O Filho-Problema
Se hoje eu conheci o amor e vivo em serenidade ao lado de Denise, saibam que nem sempre foi assim. Até os quarenta anos eu fui sustentado pela minha mãe. Nunca achei que aquilo fosse um grande problema, mas a minha mãe se aborrecia um bocado e as minhas irmãs me enchiam o saco. Na época, eu dizia que não tinha me curvado a nenhuma imposição social. Emprego, casamento, filhos, contas, documentos. Eu tinha escapado de tudo aquilo. Então, as minhas irmãs me lembravam que eu também tinha escapado da mendicância, mas só porque a minha mãe me sustentava. Claro que aquela vagabundagem tinha seu preço. Minha mãe sempre me atormentou com uma porrada de conselhos e de vez em quando eu apanhava. Nos últimos anos não doía muito, porque minha mãe depois de velha já não conseguia bater com tanta força. Mas quando eu era adolescente, mamãe era bem mais agressiva. Um dia, ela se encheu daquele meu jeito relapso e disse que iria me expulsar de casa. Antes, no entanto, me obrigou a tirar o RG. Ela tinha medo que eu pudesse morrer atropelado e fosse enterrado como indigênte. Depois ela desistiu daquela idéia maluca e me expulsou de casa sem o RG mesmo.
Pobre mamãe. Durante muito tempo, ela usou de todas as estratégias pra tentar fazer de mim um homem decente. Quando eu fiz dezoito anos, ela intercedeu junto ao tio Olavo, que era major, pra que eu fosse convocado pelo exercíto. Nunca perdoei mamãe por aquela intromissão na minha vida. Eu era jovem e cheio de energia, tinha um circulo de amizades fortalecido e fora o fato de eu ter quebrado quatorze ossos durante uma tentativa de pichar um trem em movimento montado na minha mobilete, tudo se encaminhava muito bem. Infelizmente, ela cismou que a disciplina do exército poderia ser benéfica e meses depois, eu estava na caserna. Pra sorte minha, logo depois me diagnosticaram como louco, o que garantiu minha baixa prematura. Pra azar do exército, isso só aconteceu depois que eu explodi a guarita do quartel.

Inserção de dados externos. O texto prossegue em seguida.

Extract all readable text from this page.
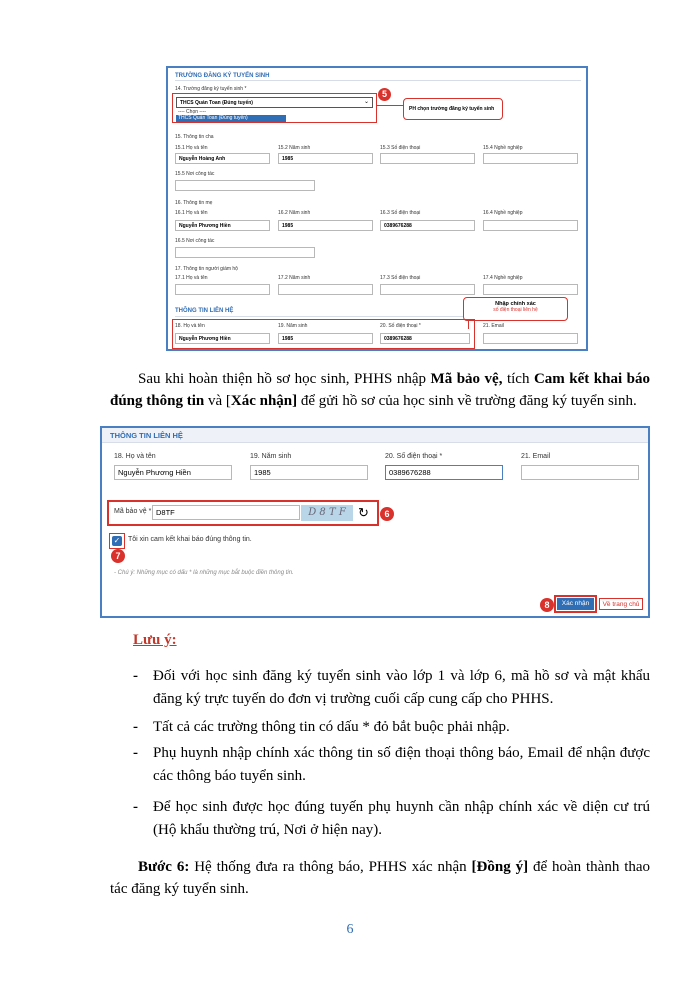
TRƯỜNG ĐĂNG KÝ TUYỂN SINH
14. Trường đăng ký tuyển sinh *
THCS Quán Toan (Đúng tuyến)	⌄
---- Chọn ----
THCS Quán Toan (Đúng tuyến)
5
PH chọn trường đăng ký tuyển sinh
15. Thông tin cha
15.1 Họ và tên
Nguyễn Hoàng Anh
15.2 Năm sinh
1985
15.3 Số điện thoại	15.4 Nghề nghiệp
15.5 Nơi công tác
16. Thông tin mẹ
16.1 Họ và tên
Nguyễn Phương Hiền
16.2 Năm sinh
1985
16.3 Số điện thoại
0389676288
16.4 Nghề nghiệp
16.5 Nơi công tác
17. Thông tin người giám hộ
17.1 Họ và tên	17.2 Năm sinh	17.3 Số điện thoại	17.4 Nghề nghiệp
THÔNG TIN LIÊN HỆ
Nhập chính xác
số điện thoại liên hệ
18. Họ và tên
Nguyễn Phương Hiền
19. Năm sinh
1985
20. Số điện thoại *
0389676288
21. Email
Sau khi hoàn thiện hồ sơ học sinh, PHHS nhập Mã bảo vệ, tích Cam kết khai báo đúng thông tin và [Xác nhận] để gửi hồ sơ của học sinh về trường đăng ký tuyển sinh.
THÔNG TIN LIÊN HỆ
18. Họ và tên
Nguyễn Phương Hiền
19. Năm sinh
1985
20. Số điện thoại *
0389676288
21. Email
Mã bảo vệ * D8TF	D 8 T F ↻	6
✓ Tôi xin cam kết khai báo đúng thông tin.
7
- Chú ý: Những mục có dấu * là những mục bắt buộc điền thông tin.
8	Xác nhận	Về trang chủ
Lưu ý:
- Đối với học sinh đăng ký tuyển sinh vào lớp 1 và lớp 6, mã hồ sơ và mật khẩu đăng ký trực tuyến do đơn vị trường cuối cấp cung cấp cho PHHS.
- Tất cả các trường thông tin có dấu * đỏ bắt buộc phải nhập.
- Phụ huynh nhập chính xác thông tin số điện thoại thông báo, Email để nhận được các thông báo tuyển sinh.
- Để học sinh được học đúng tuyến phụ huynh cần nhập chính xác về diện cư trú (Hộ khẩu thường trú, Nơi ở hiện nay).
Bước 6: Hệ thống đưa ra thông báo, PHHS xác nhận [Đồng ý] để hoàn thành thao tác đăng ký tuyển sinh.
6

O detalhe é que eu só estava na guarita porque havia sido punido injustamente. Na noite anterior, meus colegas de caserna esconderam o meus óculos de grau e no dia seguinte, eu acertei sem querer o sargento Oliveira na cabeça com um tiro de escopeta durante a prova de tiro ao alvo. Por sorte, o sargento estava de capacete, o que não impediu que ele ficasse um pouco aborrecido com o incidente. A minha punição foi fazer a guarda e naquela noite, ainda sem meus óculos, fui acender meu cigarro e acabei confundindo a minha granada de bolso com o meu isqueiro. Quando percebi a cagada, ao invés de jogar a granada longe, eu preferi me atirar pessoalmente pela janela e deixar a granada lá dentro. Escapei com vida, mas a junta psiquiátriaca acabou me diagnosticando como psicótico.

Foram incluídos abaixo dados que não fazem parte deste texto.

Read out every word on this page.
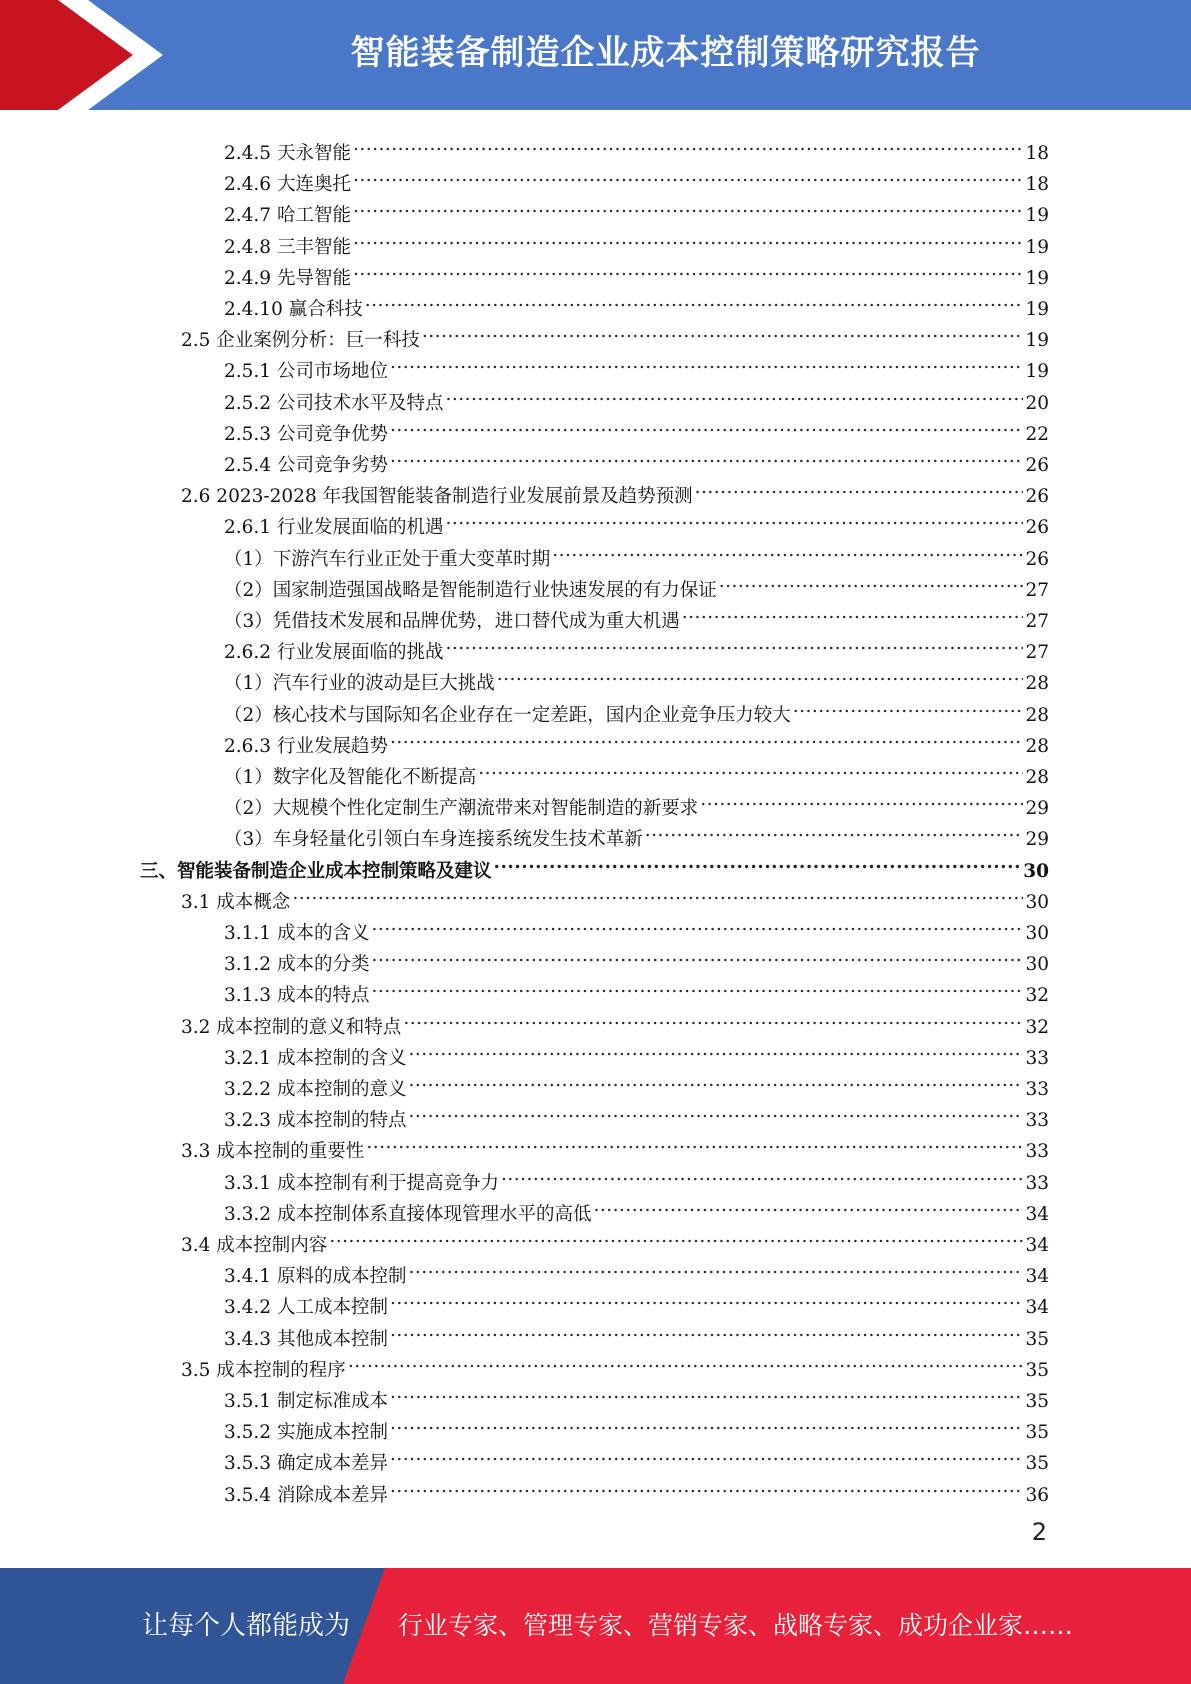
智能装备制造企业成本控制策略研究报告
2.4.5 天永智能 .....	18
2.4.6 大连奥托 .....	18
2.4.7 哈工智能 .....	19
2.4.8 三丰智能 .....	19
2.4.9 先导智能 .....	19
2.4.10 赢合科技 .....	19
2.5 企业案例分析：巨一科技 .....	19
2.5.1 公司市场地位 .....	19
2.5.2 公司技术水平及特点 .....	20
2.5.3 公司竞争优势 .....	22
2.5.4 公司竞争劣势 .....	26
2.6 2023-2028 年我国智能装备制造行业发展前景及趋势预测 .....	26
2.6.1 行业发展面临的机遇 .....	26
（1）下游汽车行业正处于重大变革时期 .....	26
（2）国家制造强国战略是智能制造行业快速发展的有力保证 .....	27
（3）凭借技术发展和品牌优势，进口替代成为重大机遇 .....	27
2.6.2 行业发展面临的挑战 .....	27
（1）汽车行业的波动是巨大挑战 .....	28
（2）核心技术与国际知名企业存在一定差距，国内企业竞争压力较大 .....	28
2.6.3 行业发展趋势 .....	28
（1）数字化及智能化不断提高 .....	28
（2）大规模个性化定制生产潮流带来对智能制造的新要求 .....	29
（3）车身轻量化引领白车身连接系统发生技术革新 .....	29
三、智能装备制造企业成本控制策略及建议 .....	30
3.1 成本概念 .....	30
3.1.1 成本的含义 .....	30
3.1.2 成本的分类 .....	30
3.1.3 成本的特点 .....	32
3.2 成本控制的意义和特点 .....	32
3.2.1 成本控制的含义 .....	33
3.2.2 成本控制的意义 .....	33
3.2.3 成本控制的特点 .....	33
3.3 成本控制的重要性 .....	33
3.3.1 成本控制有利于提高竞争力 .....	33
3.3.2 成本控制体系直接体现管理水平的高低 .....	34
3.4 成本控制内容 .....	34
3.4.1 原料的成本控制 .....	34
3.4.2 人工成本控制 .....	34
3.4.3 其他成本控制 .....	35
3.5 成本控制的程序 .....	35
3.5.1 制定标准成本 .....	35
3.5.2 实施成本控制 .....	35
3.5.3 确定成本差异 .....	35
3.5.4 消除成本差异 .....	36
2
让每个人都能成为 行业专家、管理专家、营销专家、战略专家、成功企业家……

Eu nunca me considerei psicótico. Talvez eu seja simplesmente um cara que se aborrece muito rápido com o que as pessoas normais costumam tolerar com resignação na vida cotidiana . Problemas triviais como filas, congestionamentos, tubos de pasta de dente entupidos e rolos de papel higiênico no fim costumam alterar de maneira sensível o meu frágil equilíbrio emocional. Por exemplo, um dia eu estava atrasado pro meu curso de artesanato e me vi diante de um baita engarrafamento no meio de uma avenida movimentada. Depois de morder o volante na tentativa vã de tentar me acalmar, acabei me descontrolando e comecei a engatar a ré e a primeira marcha seguidamente naquilo que me pareceu ser uma boa estratégia para abrir espaço entre os carros. Quando o motor explodiu e a senhora do fusca da frente teve um enfarto, a polícia apareceu e nessa hora eu percebi que tinha me excedido um pouco. Na delegacia, eu apresentei o meu atestado psiquiátrico e o delegado até que foi simpático. “Quem nunca teve vontade de fazer o que esse moleque fez?”, ele disse, com um sorriso compreensivo que não saiu do seu rosto mesmo durante a sessão de pontapés desferidos na minha barriga antes que eu fosse jogado dentro de uma cela imunda. Minha mãe apareceu no mesmo dia pra pagar a fiança, mas o delegado a convenceu que duas semaninhas de confinamento, limpando vaso sanitário com escova de dentes, poderiam me ensinar muito sobre a profissão de faxineiro. Esperançosa diante do novo horizonte profissional que se desenhava aos meus pés, minha mãe concordou em me deixar no xadrez por mais um tempinho. Infelizmente, a minha estadia foi interrompida por uma rebelião onde acabei sendo feito de refém juntamente com o faxineiro adjunto. Quando íamos ser executados com uma afiada colher de plástico, bombas de efeito moral foram lançadas pela tropa de choque e o movimento foi debelado. Ao voltar pra casa, ruídos banais como o canto dos passarinhos e o tique-taque do relógio de parede me causavam sobressaltos. Numa manhã, mamãe deu um espirro e em consequência do susto, eu tive um princípio de derrame. Demorei cinco meses pra voltar a falar e quando um avião passava no céu, inexplicavelmente eu babava e chamava pela Tia Adelaide, o que era estranho, porque eu nunca tive uma tia chamada Adelaide.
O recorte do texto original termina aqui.